図 品種によるFASN遺伝子型の分布 |
4.オレイン酸含有量は和牛特有の香りやうま味などの食味に影響する要因の1つであることから、この遺伝子のタイプの違いを判定することにより(遺伝子診断法の開発)、生産される牛肉の食味の違いを推定する手法を確立した。
これまでに、(国)神戸大学の研究によって、オレイン酸生成過程で重要な役割を果たす脂肪酸不飽和化酵素(SCD)遺伝子が解明されており、この遺伝子の診断法と今回出願した遺伝子診断法を併用することにより、より正確で効率的なオレイン酸含有量の推定が可能となる。このため、今後も脂肪酸組成をはじめとする食味(肉質評価)に関するデータを収集し、これら遺伝子タイプの効果を検証していくとともに、ほかの形質との関連を調査するなど実際の育種改良への利用性を検討して早急に実用化したいと考えている。
また、出荷された全ての牛肉について脂肪酸組成や脂肪融点などの食味に影響する項目を測定することは現実的に困難であり、現段階では食味を左右する品質を価格に反映させることはむずかしい。このため、今回紹介した脂肪酸合成酵素(FASN)遺伝子を含む関連遺伝子を分析することによって、遺伝的に不飽和脂肪酸を多く含む牛肉を判別し、マーケットにおいてその情報を付加することにより従来困難であった食味に関わる品質評価とその表示が可能となるかもしれない。

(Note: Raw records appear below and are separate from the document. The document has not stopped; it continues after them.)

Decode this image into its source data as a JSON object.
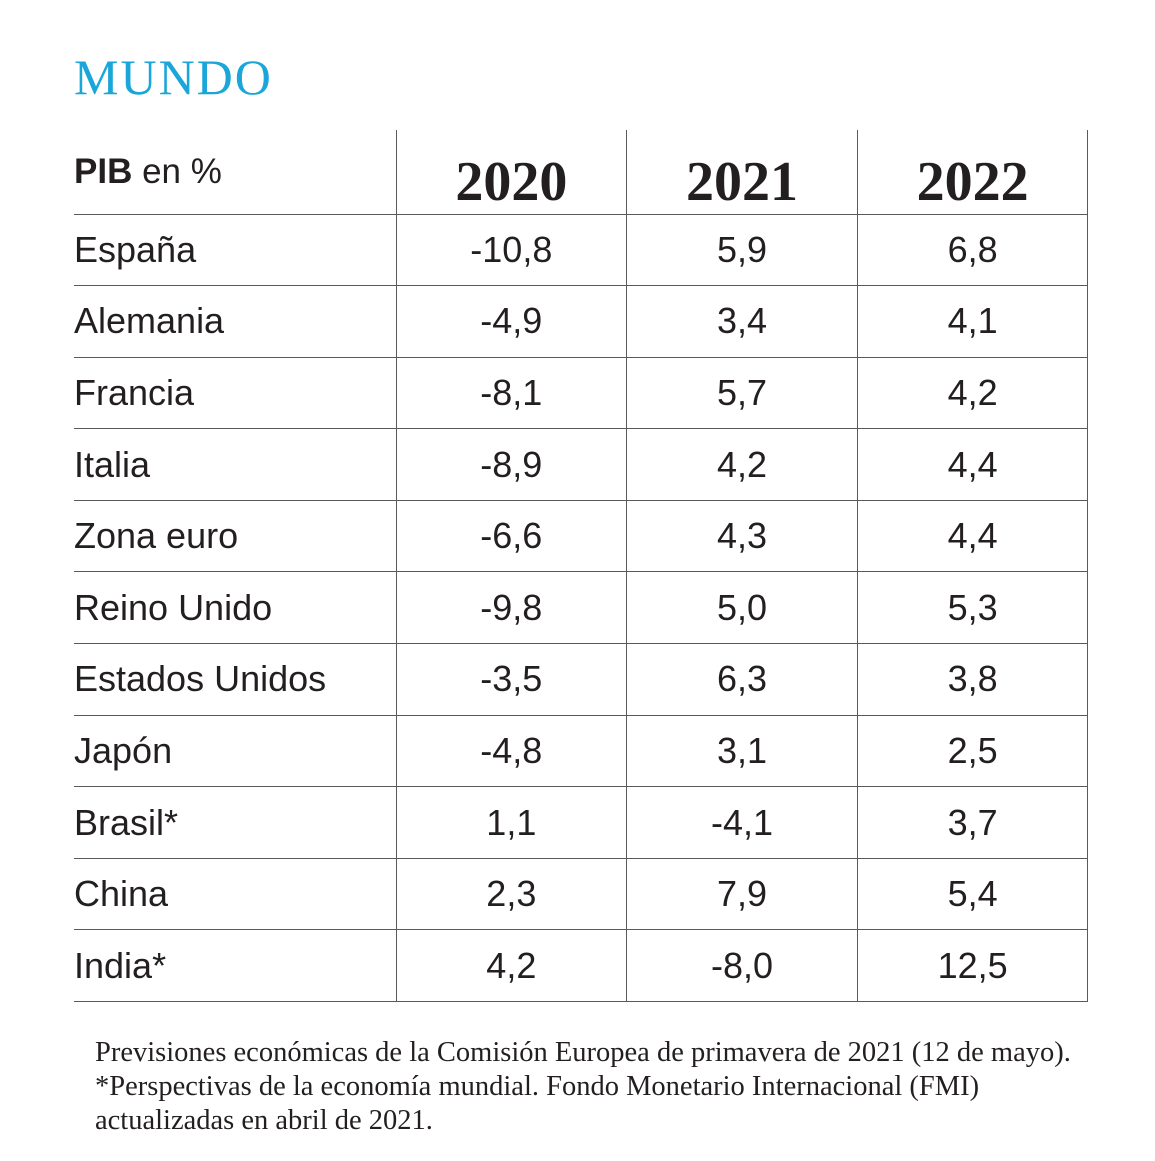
{
  "title": "MUNDO",
  "colors": {
    "title": "#1aa6d9",
    "text": "#231f20",
    "rule": "#5a5a5a"
  },
  "chart_data": {
    "type": "table",
    "title": "MUNDO",
    "header": {
      "label_bold": "PIB",
      "label_rest": " en %",
      "years": [
        "2020",
        "2021",
        "2022"
      ]
    },
    "rows": [
      {
        "country": "España",
        "values": [
          "-10,8",
          "5,9",
          "6,8"
        ]
      },
      {
        "country": "Alemania",
        "values": [
          "-4,9",
          "3,4",
          "4,1"
        ]
      },
      {
        "country": "Francia",
        "values": [
          "-8,1",
          "5,7",
          "4,2"
        ]
      },
      {
        "country": "Italia",
        "values": [
          "-8,9",
          "4,2",
          "4,4"
        ]
      },
      {
        "country": "Zona euro",
        "values": [
          "-6,6",
          "4,3",
          "4,4"
        ]
      },
      {
        "country": "Reino Unido",
        "values": [
          "-9,8",
          "5,0",
          "5,3"
        ]
      },
      {
        "country": "Estados Unidos",
        "values": [
          "-3,5",
          "6,3",
          "3,8"
        ]
      },
      {
        "country": "Japón",
        "values": [
          "-4,8",
          "3,1",
          "2,5"
        ]
      },
      {
        "country": "Brasil*",
        "values": [
          "1,1",
          "-4,1",
          "3,7"
        ]
      },
      {
        "country": "China",
        "values": [
          "2,3",
          "7,9",
          "5,4"
        ]
      },
      {
        "country": "India*",
        "values": [
          "4,2",
          "-8,0",
          "12,5"
        ]
      }
    ]
  },
  "footnote": "Previsiones económicas de la Comisión Europea de primavera de 2021 (12 de mayo). *Perspectivas de la economía mundial. Fondo Monetario Internacional (FMI) actualizadas en abril de 2021."
}
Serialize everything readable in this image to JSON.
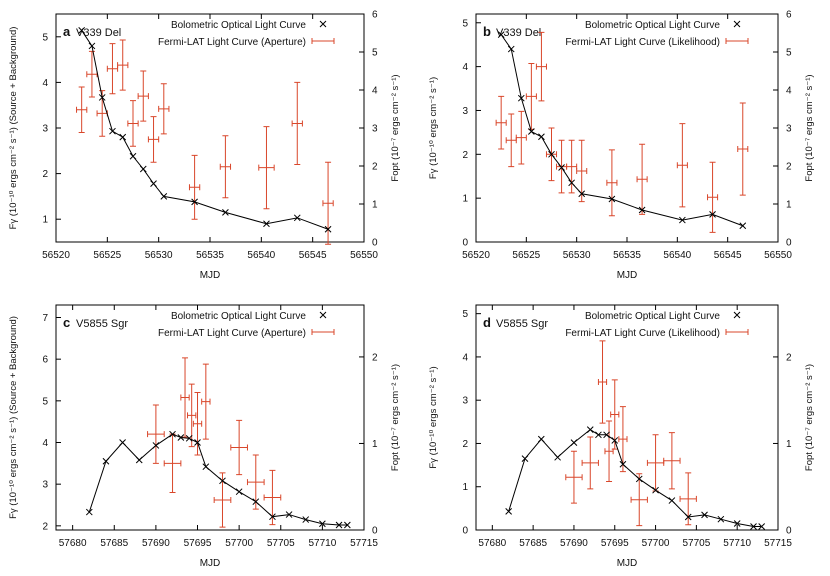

一方、「家畜の遺伝資源の保護に関する検討会」において、和牛の特徴に関する遺伝子特許の取得を国全体として推進するとともに、得られた遺伝子特許を戦略的にマネジメントすることが提言されている。今回の特許申請技術は、和牛の香りやうま味と密接に関連する脂肪酸組成に関与する遺伝子を解明したものであり、今後の和牛の遺伝資源の保護・活用に資するよう特許権をパテントプールへ提供し、国家戦略の中でマネジメントしていく予定である。今回の特許出願をスタートとして、わが国全体で和牛の遺伝子特許の取得・活用を推進し、遺伝子育種を活用した和牛改良のみならず、和牛の遺伝的特性を引き出す飼養管理技術等の家畜生産技術の総合的な技術革新の加速化を進めることにより、高品質でより安価な和牛肉を供給するとともに、国産和牛肉の国際競争力を更に強化できると考えている。